Culture is who we are and what shapes our identity. No development can be sustainable without including culture.
The protection, promotion and maintenance of cultural sustainability is vital for sustainable development that beneﬁts both present and future generations. Culture is an integral part of sustainable development; however the key challenge is the understanding of the relationships between culture and sustainability.
Culture plays an important role as a non-renewable resource that is a vital part of our cities; the adaptive re-using of the historic urban environment adds to the quality of life of their inhabitants by strengthening their sense of belonging, social unity and providing a pleasant environment that lessens excessive urbanisation.
The Pacific region, the richest in the world in terms of cultural diversity, holds one-third of all languages in the world. Cultural considerations should be integrated into sustainable urban and community planning. The Pacific is ahead of other regions in rethinking wellbeing and prosperity: culture has been important in this approach, now all it needs is for it to be nurtured.
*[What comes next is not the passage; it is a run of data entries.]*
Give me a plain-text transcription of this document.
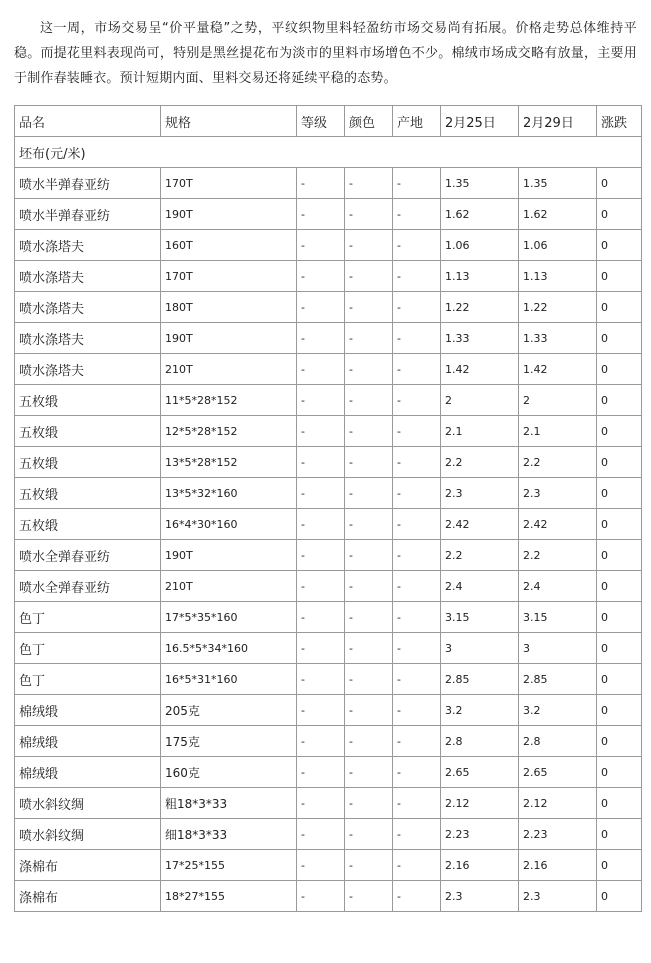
这一周，市场交易呈“价平量稳”之势，平纹织物里料轻盈纺市场交易尚有拓展。价格走势总体维持平稳。而提花里料表现尚可，特别是黑丝提花布为淡市的里料市场增色不少。棉绒市场成交略有放量，主要用于制作春装睡衣。预计短期内面、里料交易还将延续平稳的态势。

品名	规格	等级	颜色	产地	2月25日	2月29日	涨跌
坯布(元/米)							
喷水半弹春亚纺	170T	-	-	-	1.35	1.35	0
喷水半弹春亚纺	190T	-	-	-	1.62	1.62	0
喷水涤塔夫	160T	-	-	-	1.06	1.06	0
喷水涤塔夫	170T	-	-	-	1.13	1.13	0
喷水涤塔夫	180T	-	-	-	1.22	1.22	0
喷水涤塔夫	190T	-	-	-	1.33	1.33	0
喷水涤塔夫	210T	-	-	-	1.42	1.42	0
五枚缎	11*5*28*152	-	-	-	2	2	0
五枚缎	12*5*28*152	-	-	-	2.1	2.1	0
五枚缎	13*5*28*152	-	-	-	2.2	2.2	0
五枚缎	13*5*32*160	-	-	-	2.3	2.3	0
五枚缎	16*4*30*160	-	-	-	2.42	2.42	0
喷水全弹春亚纺	190T	-	-	-	2.2	2.2	0
喷水全弹春亚纺	210T	-	-	-	2.4	2.4	0
色丁	17*5*35*160	-	-	-	3.15	3.15	0
色丁	16.5*5*34*160	-	-	-	3	3	0
色丁	16*5*31*160	-	-	-	2.85	2.85	0
棉绒缎	205克	-	-	-	3.2	3.2	0
棉绒缎	175克	-	-	-	2.8	2.8	0
棉绒缎	160克	-	-	-	2.65	2.65	0
喷水斜纹绸	粗18*3*33	-	-	-	2.12	2.12	0
喷水斜纹绸	细18*3*33	-	-	-	2.23	2.23	0
涤棉布	17*25*155	-	-	-	2.16	2.16	0
涤棉布	18*27*155	-	-	-	2.3	2.3	0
Communities, through their traditional knowledge and values and local sovereignty approach, understand their rights and responsibilities with respect to their environment, social stability and towards each other.
Most land across the Pacific is held by communities and not through private property. This has prevented the food poverty and extreme inequality seen in many other parts of the developing world. It has enabled women and men to draw on the environment for medical, housing, and expressive purposes, thereby continuing to foster agro biodiversity, and allowing communities to enjoy leisure time.
Due to increased urbanisation, imported unhealthy foods and increasingly sedentary lifestyles, life expectancy rates have dropped. Cultural food production and preparation, which preserve and improve diversity, including organic farming, provide healthy diets. Community arts and sports (dance, games, and communal fishing practices) provide healthy practices.
Pacific cities contain ‘old’ heritage, colonial heritage and increasing arts offerings. All are crucial to attracting responsible tourism. Cultural heritage, particularly cultural landscapes and historic cities, can make a signiﬁcant contribution to environmental sustainability.
Culture contributes directly to employment. Most Pacific countries do not measure cultural employment. Cultural and creative industries represent one of the most rapidly expanding sectors in the global economy with a growth rate of 6.9 per cent in Oceania. Artist, cultural producers, and entrepreneurs are direct active contributors to Pacific economies and cultural events create indirect economic activities.
Many cultural activities take place in the informal economy – the subsistence economy is based on cultural knowledge and practices. If one considers remittances and traditional social security are basically driven by cultural factors, the relationship between poverty prevention and reduction and culture is obvious.
Culture indeed has a role to play towards achieving a sustainable environment because culture is a key element in the concept of sustainable development; it frames people’s relationships and attitudes towards both the built and the natural environment. Cultural value shape peoples way of life and therefore has the potential to bring about the change in behaviour and attitude needed to ensure the achievement of sustainable development.
Sustainability efforts that once were characterised by environmental, social, and economic issues only now see the inclusion of culture as a holistic beneﬁt to sustainable development.